This is a perfectly normal use of the verb crawl. From the OED, with selected senses and a small subset of citations:
transferred. To be all ‘alive’ with crawling things; also figurative.
- 1576 A. Fleming tr. Pherecydes in Panoplie Epist. 204
All my skin cralled with lyce.
- 1902 R. Kipling Traffics & Discov. (1904) 185
There's a whole switchboard full o' nickel-plated muckin's which I haven't begun to play with yet.

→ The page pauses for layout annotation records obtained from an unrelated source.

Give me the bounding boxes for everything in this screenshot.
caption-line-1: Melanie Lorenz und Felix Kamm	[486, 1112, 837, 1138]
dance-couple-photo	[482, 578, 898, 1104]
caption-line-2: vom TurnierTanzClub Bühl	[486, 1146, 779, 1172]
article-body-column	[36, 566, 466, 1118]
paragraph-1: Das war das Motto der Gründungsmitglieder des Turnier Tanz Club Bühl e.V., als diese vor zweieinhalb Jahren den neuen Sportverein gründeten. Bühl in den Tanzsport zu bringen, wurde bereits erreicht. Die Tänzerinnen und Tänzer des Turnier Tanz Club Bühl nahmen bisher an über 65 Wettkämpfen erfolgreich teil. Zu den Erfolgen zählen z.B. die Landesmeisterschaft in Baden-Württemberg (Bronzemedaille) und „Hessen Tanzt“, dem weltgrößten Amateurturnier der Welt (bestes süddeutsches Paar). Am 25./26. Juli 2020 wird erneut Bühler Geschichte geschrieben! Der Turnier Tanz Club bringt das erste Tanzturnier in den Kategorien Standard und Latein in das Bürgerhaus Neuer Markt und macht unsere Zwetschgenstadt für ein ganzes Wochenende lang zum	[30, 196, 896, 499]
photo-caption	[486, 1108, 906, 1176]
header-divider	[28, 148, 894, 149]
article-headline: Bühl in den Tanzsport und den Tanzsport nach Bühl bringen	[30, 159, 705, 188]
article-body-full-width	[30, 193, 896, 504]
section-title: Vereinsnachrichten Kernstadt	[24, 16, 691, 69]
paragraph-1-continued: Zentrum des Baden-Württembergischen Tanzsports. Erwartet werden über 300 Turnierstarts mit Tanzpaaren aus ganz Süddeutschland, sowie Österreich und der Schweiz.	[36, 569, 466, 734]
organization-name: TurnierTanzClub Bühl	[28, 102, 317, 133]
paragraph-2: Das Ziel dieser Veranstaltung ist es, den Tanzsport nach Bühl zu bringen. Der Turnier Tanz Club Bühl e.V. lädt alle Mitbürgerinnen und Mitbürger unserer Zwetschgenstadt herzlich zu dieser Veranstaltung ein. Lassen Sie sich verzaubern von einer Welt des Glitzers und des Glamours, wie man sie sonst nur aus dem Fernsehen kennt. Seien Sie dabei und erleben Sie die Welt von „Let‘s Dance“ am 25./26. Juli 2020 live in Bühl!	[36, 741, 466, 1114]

The starboard side's crawlin' with 'em.
- 1924 P. G. Wodehouse Bill the Conqueror vii. 143
‘He must be quite rich.’ ‘Crawling with money.’
- 1945 E. Waugh Brideshead Revisited 88
The country is crawling with Communists.
To have a sensation as of things crawling over the skin; to feel ‘creepy’, to ‘creep’.
- 1880 R. Grant Confessions Frivolous Girl 161
Kissing a ragged infant or two, whose dirtiness positively made me crawl.
- 1889 M. E. Wilkins Far-away Melody (1891) 15
You make me crawl all over, talkin' so much about dyin'.
So it made your skin have a sensation of things crawling over it. It felt a;ll creepy and crawly. :)
For sense 6, they provide a citation from Middle English and in a note suggest a possible French origin:
The first quot. here may really be from French crouler ‘to shake, tremble, quiver, quake’ (Cotgrave): see ᴄʀᴏᴡʟ v.
- a1400 (▸a1325) Cursor Mundi (Gött.) l. 3567
Quen þat he [sc. a man] bicomis alde..It crepis crouland [Trin. Cambr. hit crepeþ crulyng, Fairf. wiþ crepinge croulis] in his bac.
So: “When that a man becomes old, it creeps crawling (or crowling) on his back.”